I Goti, popolazione germanica, erano suddivisi in due rami, ostrogoti e visigoti. Gli Ostrogoti, dopo aver varcato le Alpi nel 489, occuparono tutta l’Italia e nel 535 cominciarono a scontrarsi con gli eserciti dell’imperatore Giustiniano, comandati dai generali Belisario e Narsete.
Come racconta lo storiografo Procopio di Cesarea, testimone oculare in quanto consigliere di Belisario, nel 537 i bizantini, dopo aver conquistato Roma e oltrepassato l’Appennino, devastarono il territorio dell’attuale Alba Adriatica e, nel 538, dilagarono nel Piceno occupando, a nord Ancona e Rimini, e a sud Pescara e Ortona.
Altre fonti hanno tramandato che una delle cause della definitiva disfatta dei goti nel 553 (battaglia dei Monti Lattari in Campania), fu il divieto che essi avevano imposto al matrimonio con i romano-italici, per cui non poterono opporsi ai bizantini in blocco compatto con le popolazioni dei luoghi occupati. Scomparvero così dalla storia italiana lasciando poche tracce.
Quell’armatura, i manufatti di bronzo e rame ed i resti ossei equini, recuperati nel nostro territorio in un vero e proprio ripostiglio, sono, verosimilmente, da attribuire ad un cavaliere goto che dovette abbandonare tutto per sfuggire alle schiere bizantine.
L’elmo ostrogoto di Montepagano, impreziosito da una decorazione figurata con motivi di origine germanica quali l’aquila, simboli cristiani, tralci di vite e archi sorretti da colonne, è tuttora conservato, ed esposto al pubblico, presso il Museum for Deutsche Geschichte di Berlino.

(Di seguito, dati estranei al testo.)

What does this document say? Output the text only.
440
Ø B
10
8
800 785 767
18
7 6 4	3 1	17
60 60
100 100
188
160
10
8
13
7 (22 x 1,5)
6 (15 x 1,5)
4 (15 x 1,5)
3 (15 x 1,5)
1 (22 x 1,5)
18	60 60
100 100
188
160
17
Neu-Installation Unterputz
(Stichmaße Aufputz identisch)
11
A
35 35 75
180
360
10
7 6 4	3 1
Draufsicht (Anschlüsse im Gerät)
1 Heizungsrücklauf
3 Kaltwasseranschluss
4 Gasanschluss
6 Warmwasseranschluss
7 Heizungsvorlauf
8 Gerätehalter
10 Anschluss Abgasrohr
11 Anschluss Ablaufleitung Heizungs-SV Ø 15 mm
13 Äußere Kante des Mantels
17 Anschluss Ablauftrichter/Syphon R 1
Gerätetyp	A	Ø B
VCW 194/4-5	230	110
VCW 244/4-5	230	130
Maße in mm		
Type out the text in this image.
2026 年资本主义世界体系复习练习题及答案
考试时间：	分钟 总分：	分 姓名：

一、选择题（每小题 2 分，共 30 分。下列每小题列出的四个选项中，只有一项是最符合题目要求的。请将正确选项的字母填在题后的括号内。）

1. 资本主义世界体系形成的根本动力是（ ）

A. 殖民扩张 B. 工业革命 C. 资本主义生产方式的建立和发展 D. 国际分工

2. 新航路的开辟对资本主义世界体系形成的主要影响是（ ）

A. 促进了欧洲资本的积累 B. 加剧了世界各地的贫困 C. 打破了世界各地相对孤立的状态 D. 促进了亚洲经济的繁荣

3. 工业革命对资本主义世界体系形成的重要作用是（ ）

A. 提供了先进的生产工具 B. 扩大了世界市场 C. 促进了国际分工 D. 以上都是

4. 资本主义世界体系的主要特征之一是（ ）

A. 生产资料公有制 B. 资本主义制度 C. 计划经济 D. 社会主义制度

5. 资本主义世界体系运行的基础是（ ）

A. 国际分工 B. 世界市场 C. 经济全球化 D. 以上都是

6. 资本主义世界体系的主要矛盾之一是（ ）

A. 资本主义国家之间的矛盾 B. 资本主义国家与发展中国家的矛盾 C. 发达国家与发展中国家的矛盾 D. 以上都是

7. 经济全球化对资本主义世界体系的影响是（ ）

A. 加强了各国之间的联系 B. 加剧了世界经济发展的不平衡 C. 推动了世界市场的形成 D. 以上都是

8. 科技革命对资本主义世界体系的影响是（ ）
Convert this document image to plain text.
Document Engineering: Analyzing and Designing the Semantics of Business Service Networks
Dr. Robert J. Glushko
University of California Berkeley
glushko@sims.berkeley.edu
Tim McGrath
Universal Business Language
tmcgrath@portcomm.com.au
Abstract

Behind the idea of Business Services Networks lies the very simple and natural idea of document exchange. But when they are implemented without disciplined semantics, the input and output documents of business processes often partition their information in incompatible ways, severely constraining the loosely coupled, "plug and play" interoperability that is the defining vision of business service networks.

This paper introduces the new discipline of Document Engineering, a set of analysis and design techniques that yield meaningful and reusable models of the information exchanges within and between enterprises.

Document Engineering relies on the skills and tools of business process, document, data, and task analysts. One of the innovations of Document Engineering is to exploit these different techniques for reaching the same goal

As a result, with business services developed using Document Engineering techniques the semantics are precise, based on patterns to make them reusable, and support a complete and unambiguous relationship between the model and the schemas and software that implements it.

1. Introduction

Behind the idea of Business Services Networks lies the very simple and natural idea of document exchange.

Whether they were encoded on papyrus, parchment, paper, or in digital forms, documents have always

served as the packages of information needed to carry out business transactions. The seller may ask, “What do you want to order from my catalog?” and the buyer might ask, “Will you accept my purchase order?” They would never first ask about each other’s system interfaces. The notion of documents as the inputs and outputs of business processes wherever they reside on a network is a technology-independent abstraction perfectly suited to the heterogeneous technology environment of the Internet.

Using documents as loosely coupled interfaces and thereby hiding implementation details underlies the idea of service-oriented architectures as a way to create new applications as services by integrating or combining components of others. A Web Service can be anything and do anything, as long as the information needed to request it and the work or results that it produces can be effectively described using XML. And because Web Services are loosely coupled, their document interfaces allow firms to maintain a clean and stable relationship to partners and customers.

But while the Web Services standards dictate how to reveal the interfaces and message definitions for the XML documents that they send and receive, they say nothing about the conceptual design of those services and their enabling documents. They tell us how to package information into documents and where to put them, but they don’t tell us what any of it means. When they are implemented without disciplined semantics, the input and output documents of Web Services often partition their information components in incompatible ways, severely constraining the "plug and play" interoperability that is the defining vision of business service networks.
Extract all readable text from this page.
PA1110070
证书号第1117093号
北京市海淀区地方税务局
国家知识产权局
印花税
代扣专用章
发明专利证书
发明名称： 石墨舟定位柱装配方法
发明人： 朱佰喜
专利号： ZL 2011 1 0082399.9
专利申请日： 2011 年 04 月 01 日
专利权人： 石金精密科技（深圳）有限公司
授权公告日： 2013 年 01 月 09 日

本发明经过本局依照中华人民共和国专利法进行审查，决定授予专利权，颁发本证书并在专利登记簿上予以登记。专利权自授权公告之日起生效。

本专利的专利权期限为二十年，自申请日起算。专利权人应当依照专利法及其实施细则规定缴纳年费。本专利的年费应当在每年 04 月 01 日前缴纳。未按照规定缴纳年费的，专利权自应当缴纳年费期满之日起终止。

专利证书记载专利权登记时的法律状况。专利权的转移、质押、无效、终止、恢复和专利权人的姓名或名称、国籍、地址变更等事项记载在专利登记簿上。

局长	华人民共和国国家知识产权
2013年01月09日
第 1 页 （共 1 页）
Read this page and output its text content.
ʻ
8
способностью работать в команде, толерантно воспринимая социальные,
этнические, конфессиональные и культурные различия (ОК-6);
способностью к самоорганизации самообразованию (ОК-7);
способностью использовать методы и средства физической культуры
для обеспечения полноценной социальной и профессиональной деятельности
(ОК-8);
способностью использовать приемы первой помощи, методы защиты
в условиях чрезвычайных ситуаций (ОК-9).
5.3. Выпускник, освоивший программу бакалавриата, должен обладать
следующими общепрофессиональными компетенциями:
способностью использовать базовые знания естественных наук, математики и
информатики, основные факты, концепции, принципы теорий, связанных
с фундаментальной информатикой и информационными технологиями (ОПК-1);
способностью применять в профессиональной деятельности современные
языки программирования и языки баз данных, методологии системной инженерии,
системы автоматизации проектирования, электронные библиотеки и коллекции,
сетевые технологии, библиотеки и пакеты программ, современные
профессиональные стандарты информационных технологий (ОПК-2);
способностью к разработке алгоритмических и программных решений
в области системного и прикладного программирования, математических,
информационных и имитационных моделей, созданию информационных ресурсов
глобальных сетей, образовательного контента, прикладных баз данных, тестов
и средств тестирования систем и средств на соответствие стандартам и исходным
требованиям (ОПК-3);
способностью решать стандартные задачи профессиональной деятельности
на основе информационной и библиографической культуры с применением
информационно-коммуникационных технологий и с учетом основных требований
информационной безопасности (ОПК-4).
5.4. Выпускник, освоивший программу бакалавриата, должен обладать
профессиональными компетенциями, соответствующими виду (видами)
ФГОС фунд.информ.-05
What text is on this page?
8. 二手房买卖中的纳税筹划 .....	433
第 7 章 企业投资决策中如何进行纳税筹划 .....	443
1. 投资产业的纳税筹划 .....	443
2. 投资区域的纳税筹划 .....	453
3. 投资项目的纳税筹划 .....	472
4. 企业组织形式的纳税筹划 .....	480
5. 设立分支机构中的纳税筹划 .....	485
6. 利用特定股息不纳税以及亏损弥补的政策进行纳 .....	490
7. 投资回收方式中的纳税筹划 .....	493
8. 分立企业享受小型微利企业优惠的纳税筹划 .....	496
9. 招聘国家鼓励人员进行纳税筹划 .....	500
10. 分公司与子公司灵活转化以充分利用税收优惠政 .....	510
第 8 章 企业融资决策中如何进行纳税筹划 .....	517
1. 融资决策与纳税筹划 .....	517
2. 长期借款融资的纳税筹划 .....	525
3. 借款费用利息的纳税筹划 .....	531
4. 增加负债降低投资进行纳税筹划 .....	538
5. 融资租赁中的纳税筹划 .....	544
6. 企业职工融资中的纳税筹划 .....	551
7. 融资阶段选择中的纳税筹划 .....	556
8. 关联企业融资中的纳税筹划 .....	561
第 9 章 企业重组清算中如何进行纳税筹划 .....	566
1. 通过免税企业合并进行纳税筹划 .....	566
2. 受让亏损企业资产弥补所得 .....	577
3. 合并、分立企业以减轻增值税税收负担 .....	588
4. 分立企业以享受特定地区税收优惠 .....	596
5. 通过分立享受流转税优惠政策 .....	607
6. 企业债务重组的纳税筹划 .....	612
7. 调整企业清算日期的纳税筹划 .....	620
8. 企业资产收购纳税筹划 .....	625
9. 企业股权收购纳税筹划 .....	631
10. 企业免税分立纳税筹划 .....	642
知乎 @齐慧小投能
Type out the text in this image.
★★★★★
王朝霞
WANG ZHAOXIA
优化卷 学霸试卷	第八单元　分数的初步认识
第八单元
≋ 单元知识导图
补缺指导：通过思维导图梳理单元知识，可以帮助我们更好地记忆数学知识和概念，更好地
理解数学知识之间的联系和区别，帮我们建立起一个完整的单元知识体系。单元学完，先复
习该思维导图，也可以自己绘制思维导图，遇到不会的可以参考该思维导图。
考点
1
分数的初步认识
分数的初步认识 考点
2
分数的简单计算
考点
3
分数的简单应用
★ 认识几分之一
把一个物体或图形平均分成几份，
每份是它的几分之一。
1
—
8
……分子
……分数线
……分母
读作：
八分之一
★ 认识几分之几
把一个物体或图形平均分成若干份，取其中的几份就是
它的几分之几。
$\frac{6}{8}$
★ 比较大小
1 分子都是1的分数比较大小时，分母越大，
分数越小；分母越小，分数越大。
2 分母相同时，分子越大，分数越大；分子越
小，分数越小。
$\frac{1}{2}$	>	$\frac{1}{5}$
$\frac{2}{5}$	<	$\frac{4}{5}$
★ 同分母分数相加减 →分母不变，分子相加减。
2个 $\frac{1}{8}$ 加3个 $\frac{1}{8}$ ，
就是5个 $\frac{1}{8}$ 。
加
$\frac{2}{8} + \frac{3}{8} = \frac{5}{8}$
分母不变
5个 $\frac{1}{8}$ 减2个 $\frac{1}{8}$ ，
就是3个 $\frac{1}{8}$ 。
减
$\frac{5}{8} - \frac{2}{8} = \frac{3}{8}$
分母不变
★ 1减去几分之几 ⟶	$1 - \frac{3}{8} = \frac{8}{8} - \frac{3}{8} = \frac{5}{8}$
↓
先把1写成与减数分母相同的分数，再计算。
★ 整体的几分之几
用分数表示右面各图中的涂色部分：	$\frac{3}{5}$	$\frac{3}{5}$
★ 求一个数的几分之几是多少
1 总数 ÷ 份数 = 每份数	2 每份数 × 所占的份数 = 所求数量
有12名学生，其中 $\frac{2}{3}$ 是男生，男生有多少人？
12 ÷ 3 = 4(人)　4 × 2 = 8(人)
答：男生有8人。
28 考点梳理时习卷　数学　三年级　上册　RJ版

E la prossima ricorrenza del 22 maggio 2010, 150° compleanno della nostra Città, potrebbe essere una buona occasione per indurre l’Amministrazione comunale ad impegnarsi fattivamente per riportare a Roseto, almeno in visione, quell’interessante cimelio connesso ad un’epoca storica in cui i nostri antenati italico-piceni subirono le conseguenze della lunga guerra tra goti e bizantini.
Infatti, ai disastri militari seguì una tremenda carestia e, come ha scritto Procopio: “Nel Piceno dicesi che non meno di 50.000 contadini morirono di fame”.
Nella nostra provincia, testimonianze della presenza ostrogota sono state rinvenute, oltre a Montepagano, a Civitella del Tronto e a Colle Amaro di Campli, a dimostrazione che anche nell’Abruzzo teramano si verificarono scontri, saccheggi e distruzioni.